First introduced in 1984, the Resource Tax originally applied to crude oil, natural gas, coal, and other mineral resources based on their quantity and weight. The Chinese Government first extended the Resource Tax nationwide in November 2011. By 2016 seven kinds of mineral resources were subject to Resource Tax: crude oil, natural gas, coal, other crude non-metal ores, crude ferrous metal ores, crude non-ferrous metal ores, and salt.
On 9 May 2016 the MOF, State Administration of Taxation (SAT) and Ministry of Water Resources issued three Circulars implementing reform of the Resource Tax from 1 July 2016. Under the reform China switched the basis of taxation of natural resources from a volume-based system to an ad-valorem system (based on value).
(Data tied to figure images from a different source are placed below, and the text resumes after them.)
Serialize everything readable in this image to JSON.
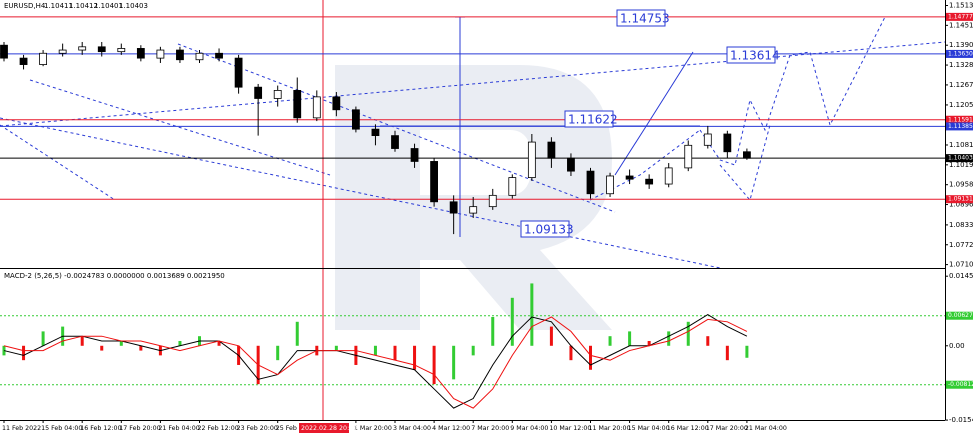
{
  "chart_data": [
    {
      "type": "candlestick",
      "title": "EURUSD,H4",
      "last_ohlc": [
        1.10411,
        1.10412,
        1.10401,
        1.10403
      ],
      "categories": [
        "11 Feb 2022",
        null,
        "15 Feb 04:00",
        null,
        "16 Feb 12:00",
        null,
        "17 Feb 20:00",
        null,
        "21 Feb 04:00",
        null,
        "22 Feb 12:00",
        null,
        "23 Feb 20:00",
        null,
        "25 Feb 04:00",
        null,
        null,
        null,
        "1 Mar 20:00",
        null,
        "3 Mar 04:00",
        null,
        "4 Mar 12:00",
        null,
        "7 Mar 20:00",
        null,
        "9 Mar 04:00",
        null,
        "10 Mar 12:00",
        null,
        "11 Mar 20:00",
        null,
        "15 Mar 04:00",
        null,
        "16 Mar 12:00",
        null,
        "17 Mar 20:00",
        null,
        "21 Mar 04:00"
      ],
      "ohlc": [
        [
          1.139,
          1.14,
          1.134,
          1.135
        ],
        [
          1.135,
          1.136,
          1.1315,
          1.133
        ],
        [
          1.133,
          1.1375,
          1.1325,
          1.1365
        ],
        [
          1.1365,
          1.1395,
          1.1355,
          1.1375
        ],
        [
          1.1375,
          1.14,
          1.136,
          1.1385
        ],
        [
          1.1385,
          1.14,
          1.1355,
          1.137
        ],
        [
          1.137,
          1.1395,
          1.136,
          1.138
        ],
        [
          1.138,
          1.139,
          1.134,
          1.135
        ],
        [
          1.135,
          1.1385,
          1.1335,
          1.1375
        ],
        [
          1.1375,
          1.1385,
          1.1335,
          1.1345
        ],
        [
          1.1345,
          1.1375,
          1.1335,
          1.1365
        ],
        [
          1.1365,
          1.138,
          1.134,
          1.135
        ],
        [
          1.135,
          1.136,
          1.124,
          1.126
        ],
        [
          1.126,
          1.127,
          1.111,
          1.1225
        ],
        [
          1.1225,
          1.1265,
          1.12,
          1.125
        ],
        [
          1.125,
          1.129,
          1.115,
          1.1165
        ],
        [
          1.1165,
          1.125,
          1.1155,
          1.123
        ],
        [
          1.123,
          1.1245,
          1.117,
          1.119
        ],
        [
          1.119,
          1.12,
          1.112,
          1.113
        ],
        [
          1.113,
          1.1145,
          1.108,
          1.111
        ],
        [
          1.111,
          1.1125,
          1.106,
          1.107
        ],
        [
          1.107,
          1.1085,
          1.101,
          1.103
        ],
        [
          1.103,
          1.104,
          1.089,
          1.0905
        ],
        [
          1.0905,
          1.0925,
          1.0805,
          1.087
        ],
        [
          1.087,
          1.092,
          1.0855,
          1.089
        ],
        [
          1.089,
          1.0945,
          1.088,
          1.0925
        ],
        [
          1.0925,
          1.099,
          1.0915,
          1.098
        ],
        [
          1.098,
          1.1115,
          1.097,
          1.109
        ],
        [
          1.109,
          1.1105,
          1.101,
          1.104
        ],
        [
          1.104,
          1.1055,
          1.0985,
          1.1
        ],
        [
          1.1,
          1.101,
          1.0915,
          1.093
        ],
        [
          1.093,
          1.0995,
          1.092,
          1.0985
        ],
        [
          1.0985,
          1.1005,
          1.096,
          1.0975
        ],
        [
          1.0975,
          1.099,
          1.0945,
          1.096
        ],
        [
          1.096,
          1.1025,
          1.095,
          1.101
        ],
        [
          1.101,
          1.1095,
          1.1,
          1.108
        ],
        [
          1.108,
          1.114,
          1.107,
          1.1115
        ],
        [
          1.1115,
          1.1125,
          1.104,
          1.106
        ],
        [
          1.106,
          1.107,
          1.1035,
          1.104
        ]
      ],
      "up_color": "#ffffff",
      "down_color": "#000000",
      "ylim": [
        1.07,
        1.153
      ],
      "yticks": [
        {
          "value": 1.1513,
          "label": "1.15130"
        },
        1.14515,
        {
          "value": 1.139,
          "label": "1.13900"
        },
        1.13285,
        {
          "value": 1.1267,
          "label": "1.12670"
        },
        {
          "value": 1.1205,
          "label": "1.12050"
        },
        {
          "value": 1.1081,
          "label": "1.10810"
        },
        1.10195,
        {
          "value": 1.0958,
          "label": "1.09580"
        },
        1.08965,
        1.08335,
        {
          "value": 1.0772,
          "label": "1.07720"
        },
        1.07105
      ],
      "levels": [
        {
          "value": 1.14777,
          "label": "1.14777",
          "color": "#e8192c"
        },
        {
          "value": 1.1363,
          "label": "1.13630",
          "color": "#2a3bd6"
        },
        {
          "value": 1.11591,
          "label": "1.11591",
          "color": "#e8192c"
        },
        {
          "value": 1.11385,
          "label": "1.11385",
          "color": "#2a3bd6"
        },
        {
          "value": 1.10403,
          "label": "1.10403",
          "color": "#000000"
        },
        {
          "value": 1.09131,
          "label": "1.09131",
          "color": "#e8192c"
        }
      ],
      "annotations": [
        "1.14753",
        "1.13614",
        "1.11622",
        "1.09133"
      ],
      "crosshair_label": "2022.02.28 20:00"
    },
    {
      "type": "macd",
      "title": "MACD-2 (5,26,5) -0.0024783 0.0000000 0.0013689 0.0021950",
      "histogram": [
        -0.002,
        -0.003,
        0.003,
        0.004,
        0.002,
        -0.001,
        0.001,
        -0.001,
        -0.002,
        0.001,
        0.002,
        0.001,
        -0.004,
        -0.008,
        -0.003,
        0.005,
        -0.002,
        -0.001,
        -0.004,
        -0.002,
        -0.003,
        -0.005,
        -0.008,
        -0.007,
        -0.002,
        0.006,
        0.01,
        0.013,
        0.004,
        -0.003,
        -0.005,
        0.002,
        0.003,
        0.001,
        0.003,
        0.005,
        0.002,
        -0.003,
        -0.0025
      ],
      "up_color": "#33cc33",
      "down_color": "#ee1111",
      "lines": [
        {
          "color": "#000000",
          "values": [
            -0.001,
            -0.002,
            0.0,
            0.002,
            0.002,
            0.001,
            0.001,
            0.0,
            -0.001,
            0.0,
            0.001,
            0.001,
            -0.002,
            -0.007,
            -0.006,
            -0.001,
            -0.001,
            -0.001,
            -0.002,
            -0.003,
            -0.004,
            -0.005,
            -0.009,
            -0.013,
            -0.011,
            -0.004,
            0.002,
            0.006,
            0.005,
            0.0,
            -0.004,
            -0.002,
            0.0,
            0.0,
            0.002,
            0.004,
            0.0065,
            0.004,
            0.002
          ]
        },
        {
          "color": "#ee1111",
          "values": [
            0.0,
            -0.001,
            -0.001,
            0.001,
            0.002,
            0.002,
            0.001,
            0.001,
            0.0,
            -0.001,
            0.0,
            0.001,
            0.0,
            -0.004,
            -0.006,
            -0.003,
            -0.001,
            -0.001,
            -0.001,
            -0.002,
            -0.003,
            -0.004,
            -0.006,
            -0.011,
            -0.013,
            -0.009,
            -0.002,
            0.004,
            0.006,
            0.003,
            -0.002,
            -0.003,
            -0.001,
            0.0,
            0.001,
            0.003,
            0.0055,
            0.005,
            0.003
          ]
        }
      ],
      "ylim": [
        -0.0161,
        0.0158
      ],
      "yticks": [
        0.0145082,
        {
          "value": 0,
          "label": "0.00"
        },
        -0.015492
      ],
      "levels": [
        {
          "value": 0.00627,
          "label": "0.00627",
          "color": "#33cc33"
        },
        {
          "value": -0.00812,
          "label": "-0.00812",
          "color": "#33cc33"
        }
      ]
    }
  ]
}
The Resource Tax reform provided some preferential policies to certain resources and mining projects. Minerals extracted from low grade ore, waste rock, slag, sewerage, waste gas, and other waste mineral products were to enjoy Resource Tax exemption or a reduced tax rate at the provincial-level government’s discretion. Resources obtained by backfill mining methods were to benefit from a 50 percent reduction on Resource Tax, and resources derived from exhaustion stage mines and low abundance oilfields would receive a 30 percent reduction on Resource Tax.
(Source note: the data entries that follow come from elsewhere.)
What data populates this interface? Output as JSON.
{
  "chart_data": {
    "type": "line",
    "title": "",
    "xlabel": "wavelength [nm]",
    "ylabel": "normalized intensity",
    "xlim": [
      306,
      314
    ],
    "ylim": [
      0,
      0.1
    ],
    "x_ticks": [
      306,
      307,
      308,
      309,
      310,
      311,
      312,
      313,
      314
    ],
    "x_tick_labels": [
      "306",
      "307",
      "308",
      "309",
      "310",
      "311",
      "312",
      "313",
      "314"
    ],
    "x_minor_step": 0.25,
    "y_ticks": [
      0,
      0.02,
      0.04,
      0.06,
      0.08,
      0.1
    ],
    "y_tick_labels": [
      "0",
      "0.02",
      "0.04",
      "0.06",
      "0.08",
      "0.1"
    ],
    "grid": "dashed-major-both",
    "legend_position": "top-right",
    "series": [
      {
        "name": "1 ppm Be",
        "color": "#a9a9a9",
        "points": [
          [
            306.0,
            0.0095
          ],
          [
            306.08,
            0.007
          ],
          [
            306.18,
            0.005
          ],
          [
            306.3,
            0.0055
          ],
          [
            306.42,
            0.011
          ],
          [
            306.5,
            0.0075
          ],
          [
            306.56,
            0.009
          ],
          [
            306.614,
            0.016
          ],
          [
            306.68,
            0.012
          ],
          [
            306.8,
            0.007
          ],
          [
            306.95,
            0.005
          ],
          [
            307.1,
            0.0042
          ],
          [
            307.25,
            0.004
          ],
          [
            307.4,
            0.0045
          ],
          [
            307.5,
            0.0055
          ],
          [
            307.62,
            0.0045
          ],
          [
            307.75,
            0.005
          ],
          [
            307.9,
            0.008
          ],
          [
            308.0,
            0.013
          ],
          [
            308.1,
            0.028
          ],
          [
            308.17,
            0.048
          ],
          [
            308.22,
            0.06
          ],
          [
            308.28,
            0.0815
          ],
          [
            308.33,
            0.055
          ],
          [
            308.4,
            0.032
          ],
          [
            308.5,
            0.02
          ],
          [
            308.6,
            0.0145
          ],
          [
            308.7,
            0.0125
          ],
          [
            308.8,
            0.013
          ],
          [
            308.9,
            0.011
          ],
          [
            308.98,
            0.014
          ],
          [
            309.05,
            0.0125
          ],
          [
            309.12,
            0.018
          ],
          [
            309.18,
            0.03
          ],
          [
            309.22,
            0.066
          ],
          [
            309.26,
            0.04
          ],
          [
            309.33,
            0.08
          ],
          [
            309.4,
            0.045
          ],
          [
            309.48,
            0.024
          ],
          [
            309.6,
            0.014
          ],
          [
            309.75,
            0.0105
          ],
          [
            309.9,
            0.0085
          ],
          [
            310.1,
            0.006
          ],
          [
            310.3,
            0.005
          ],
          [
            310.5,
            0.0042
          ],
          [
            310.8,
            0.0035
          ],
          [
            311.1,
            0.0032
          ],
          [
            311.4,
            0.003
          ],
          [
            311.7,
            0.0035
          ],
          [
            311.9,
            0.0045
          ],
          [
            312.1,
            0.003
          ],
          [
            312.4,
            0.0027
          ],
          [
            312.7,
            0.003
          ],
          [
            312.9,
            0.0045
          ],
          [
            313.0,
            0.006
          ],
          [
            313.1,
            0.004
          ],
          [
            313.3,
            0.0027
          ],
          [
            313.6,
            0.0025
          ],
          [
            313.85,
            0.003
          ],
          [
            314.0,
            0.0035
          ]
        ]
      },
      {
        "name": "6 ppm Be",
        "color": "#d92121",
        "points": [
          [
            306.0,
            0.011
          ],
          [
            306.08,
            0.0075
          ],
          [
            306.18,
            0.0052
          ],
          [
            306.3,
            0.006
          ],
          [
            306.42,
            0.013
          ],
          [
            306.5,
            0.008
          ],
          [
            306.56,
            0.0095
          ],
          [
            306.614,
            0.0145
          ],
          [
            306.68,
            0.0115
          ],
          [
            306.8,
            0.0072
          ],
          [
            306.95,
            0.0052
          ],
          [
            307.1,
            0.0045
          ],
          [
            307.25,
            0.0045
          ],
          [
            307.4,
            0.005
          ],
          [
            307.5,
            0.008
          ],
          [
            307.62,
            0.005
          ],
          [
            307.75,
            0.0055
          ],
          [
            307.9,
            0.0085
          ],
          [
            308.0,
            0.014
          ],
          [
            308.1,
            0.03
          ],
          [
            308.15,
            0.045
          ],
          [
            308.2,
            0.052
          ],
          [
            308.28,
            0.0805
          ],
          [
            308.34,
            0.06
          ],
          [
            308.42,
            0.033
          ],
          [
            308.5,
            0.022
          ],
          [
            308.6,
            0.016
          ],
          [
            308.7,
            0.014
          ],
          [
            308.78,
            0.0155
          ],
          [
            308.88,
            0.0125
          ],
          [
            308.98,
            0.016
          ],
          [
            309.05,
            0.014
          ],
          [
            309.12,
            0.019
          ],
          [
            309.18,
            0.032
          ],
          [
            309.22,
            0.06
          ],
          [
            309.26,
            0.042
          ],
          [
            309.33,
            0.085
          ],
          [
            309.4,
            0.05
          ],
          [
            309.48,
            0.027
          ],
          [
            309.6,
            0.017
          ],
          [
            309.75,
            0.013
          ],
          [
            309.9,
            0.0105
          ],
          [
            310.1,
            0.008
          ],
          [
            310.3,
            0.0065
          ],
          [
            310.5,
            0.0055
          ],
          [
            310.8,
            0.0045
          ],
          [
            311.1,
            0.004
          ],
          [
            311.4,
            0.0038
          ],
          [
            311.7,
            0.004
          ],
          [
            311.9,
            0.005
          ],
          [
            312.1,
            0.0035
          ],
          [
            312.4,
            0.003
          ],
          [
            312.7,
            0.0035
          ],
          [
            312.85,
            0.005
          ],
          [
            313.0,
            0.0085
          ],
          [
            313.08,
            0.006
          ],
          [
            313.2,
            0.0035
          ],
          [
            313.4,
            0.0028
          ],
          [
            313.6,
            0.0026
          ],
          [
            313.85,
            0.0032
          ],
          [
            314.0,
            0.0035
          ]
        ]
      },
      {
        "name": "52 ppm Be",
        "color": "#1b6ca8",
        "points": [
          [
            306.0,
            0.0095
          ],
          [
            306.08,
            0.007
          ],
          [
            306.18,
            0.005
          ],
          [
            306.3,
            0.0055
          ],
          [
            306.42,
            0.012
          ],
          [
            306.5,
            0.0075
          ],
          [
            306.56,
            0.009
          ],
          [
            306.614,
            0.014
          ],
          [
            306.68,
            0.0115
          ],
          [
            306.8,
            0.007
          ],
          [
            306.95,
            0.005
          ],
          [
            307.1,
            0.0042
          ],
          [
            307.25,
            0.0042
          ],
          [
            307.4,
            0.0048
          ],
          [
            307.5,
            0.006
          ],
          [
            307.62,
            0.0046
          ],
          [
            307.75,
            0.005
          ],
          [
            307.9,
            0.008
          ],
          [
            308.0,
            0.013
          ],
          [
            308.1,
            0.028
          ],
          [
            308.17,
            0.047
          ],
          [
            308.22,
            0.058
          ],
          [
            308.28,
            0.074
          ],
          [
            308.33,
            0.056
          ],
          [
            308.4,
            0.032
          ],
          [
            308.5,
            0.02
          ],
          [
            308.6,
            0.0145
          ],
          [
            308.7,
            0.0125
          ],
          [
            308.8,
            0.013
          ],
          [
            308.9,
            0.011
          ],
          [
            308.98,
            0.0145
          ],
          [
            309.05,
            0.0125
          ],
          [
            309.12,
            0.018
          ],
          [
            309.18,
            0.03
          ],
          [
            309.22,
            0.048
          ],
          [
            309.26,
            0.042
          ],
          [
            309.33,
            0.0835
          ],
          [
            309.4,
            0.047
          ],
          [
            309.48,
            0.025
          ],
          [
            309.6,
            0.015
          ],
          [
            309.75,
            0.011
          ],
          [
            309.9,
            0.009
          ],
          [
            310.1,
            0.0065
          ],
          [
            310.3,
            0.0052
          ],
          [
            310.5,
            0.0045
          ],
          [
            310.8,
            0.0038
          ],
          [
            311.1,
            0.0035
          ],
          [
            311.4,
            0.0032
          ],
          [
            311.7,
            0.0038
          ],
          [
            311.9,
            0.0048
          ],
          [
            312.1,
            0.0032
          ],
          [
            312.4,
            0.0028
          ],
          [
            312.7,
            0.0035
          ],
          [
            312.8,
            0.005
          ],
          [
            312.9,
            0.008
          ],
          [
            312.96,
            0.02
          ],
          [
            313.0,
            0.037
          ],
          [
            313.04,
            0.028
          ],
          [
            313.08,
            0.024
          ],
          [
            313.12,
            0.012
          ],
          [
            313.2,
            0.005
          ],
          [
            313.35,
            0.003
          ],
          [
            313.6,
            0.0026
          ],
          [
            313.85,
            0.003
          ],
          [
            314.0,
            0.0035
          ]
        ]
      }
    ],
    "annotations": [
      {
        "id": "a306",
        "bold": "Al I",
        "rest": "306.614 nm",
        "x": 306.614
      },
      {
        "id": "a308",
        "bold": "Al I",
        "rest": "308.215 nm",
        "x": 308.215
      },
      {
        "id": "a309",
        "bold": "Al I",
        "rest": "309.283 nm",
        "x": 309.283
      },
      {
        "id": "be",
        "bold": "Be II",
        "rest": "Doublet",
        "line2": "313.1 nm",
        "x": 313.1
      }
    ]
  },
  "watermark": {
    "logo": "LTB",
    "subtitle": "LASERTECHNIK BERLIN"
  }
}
China’s 13th Five Year Plan identified several key issues in the mining sector that needed to be addressed, including over-capacity and over-supply; an inadequate growth model that led to pollution and reduced productivity; insufficient research and development which led to inefficiency and un-competitiveness; and poor safety conditions.
Draft law on Resource Tax
Under a draft law released for public comment in November 2017 the Resource Tax would be included in a statutory law rather than being based on State Council rules as before. Minerals and salts would be subject to Resource Tax and the SAT listed more than 20 important minerals that would be subject to the tax. Most taxable items would be subject to mineral tax on a price basis, with just a few items subject to either a price or a volume basis. The method of collection of Resource Tax would be chosen by provincial governments and subject to approval by the standing committee of the people’s congress at provincial level. Local governments would be authorized to set specific tax rates within certain ranges.
Chinese and foreign enterprises that were previously subject to mining royalties on cooperative exploration of crude oil and natural gas would be subject to the Resource Tax instead of mining royalties. The Resource Tax is to be the only national tax levied on the use of mineral resources following the abolition of the previous local charges on resource extraction and use.
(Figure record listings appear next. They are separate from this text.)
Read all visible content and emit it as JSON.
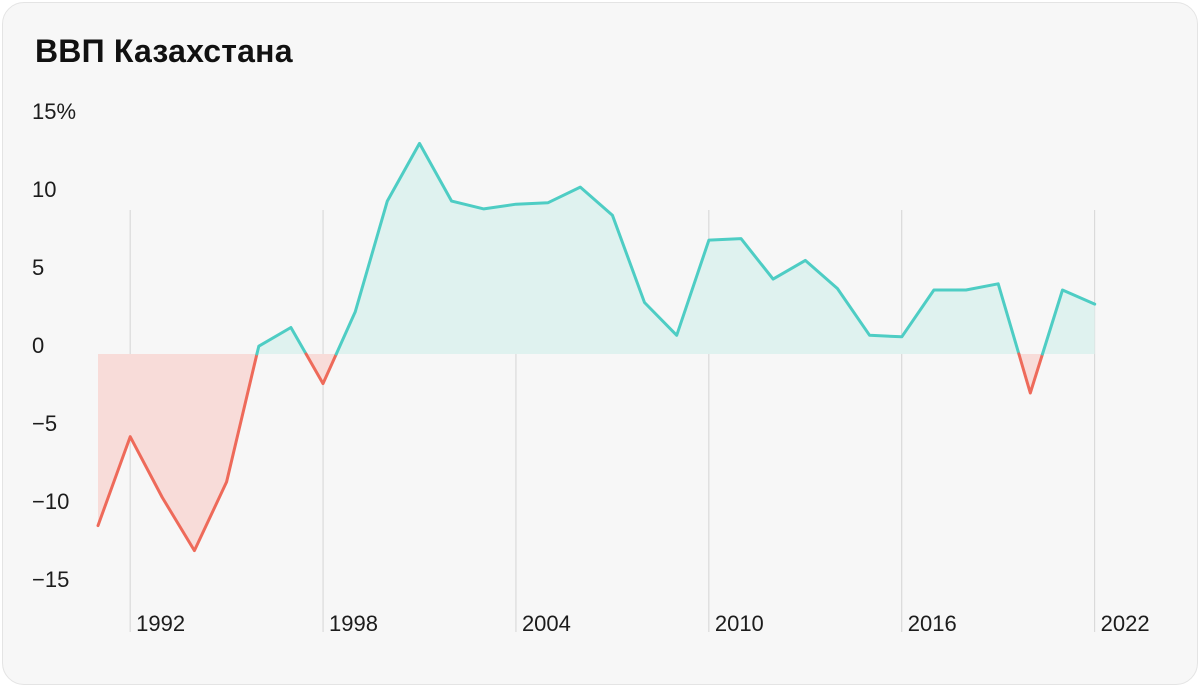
{
  "page": {
    "title": "ВВП Казахстана"
  },
  "colors": {
    "positive_line": "#4ecdc4",
    "positive_fill": "#dff2ef",
    "negative_line": "#ee6a5a",
    "negative_fill": "#f8dcd9",
    "gridline": "#d4d4d4",
    "text": "#1c1c1c"
  },
  "chart_data": {
    "type": "area",
    "title": "ВВП Казахстана",
    "xlabel": "",
    "ylabel": "",
    "ylim": [
      -15,
      15
    ],
    "xlim": [
      1991,
      2022
    ],
    "y_ticks": [
      {
        "value": 15,
        "label": "15%"
      },
      {
        "value": 10,
        "label": "10"
      },
      {
        "value": 5,
        "label": "5"
      },
      {
        "value": 0,
        "label": "0"
      },
      {
        "value": -5,
        "label": "−5"
      },
      {
        "value": -10,
        "label": "−10"
      },
      {
        "value": -15,
        "label": "−15"
      }
    ],
    "x_ticks": [
      {
        "value": 1992,
        "label": "1992"
      },
      {
        "value": 1998,
        "label": "1998"
      },
      {
        "value": 2004,
        "label": "2004"
      },
      {
        "value": 2010,
        "label": "2010"
      },
      {
        "value": 2016,
        "label": "2016"
      },
      {
        "value": 2022,
        "label": "2022"
      }
    ],
    "grid": "vertical lines at labelled years",
    "legend": "none",
    "series": [
      {
        "x": [
          1991,
          1992,
          1993,
          1994,
          1995,
          1996,
          1997,
          1998,
          1999,
          2000,
          2001,
          2002,
          2003,
          2004,
          2005,
          2006,
          2007,
          2008,
          2009,
          2010,
          2011,
          2012,
          2013,
          2014,
          2015,
          2016,
          2017,
          2018,
          2019,
          2020,
          2021,
          2022
        ],
        "values": [
          -11,
          -5.3,
          -9.2,
          -12.6,
          -8.2,
          0.5,
          1.7,
          -1.9,
          2.7,
          9.8,
          13.5,
          9.8,
          9.3,
          9.6,
          9.7,
          10.7,
          8.9,
          3.3,
          1.2,
          7.3,
          7.4,
          4.8,
          6.0,
          4.2,
          1.2,
          1.1,
          4.1,
          4.1,
          4.5,
          -2.5,
          4.1,
          3.2
        ]
      }
    ]
  }
}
The draft Resource Tax law generally maintains the current Resource Tax framework and the rates set after the reform to levy the tax on most resources based on prices instead of quantities. The stated aims of the MOF in the reform are to give better play to the role of taxation in supporting resource saving and environmental protection by speeding up work on a Resource Tax law and improving the legal system to make it more methodical, stable and authoritative.
Future developments
Conditions are not considered to be ripe for legislation on a water resource tax which is still at the pilot state and will not yet be replaced by statutory law. The pilot scheme was to be extended according to an announcement of November 2017. The ministry said nine provincial regions, including Beijing, Inner Mongolia, Henan and Sichuan, would begin the new tax pilot.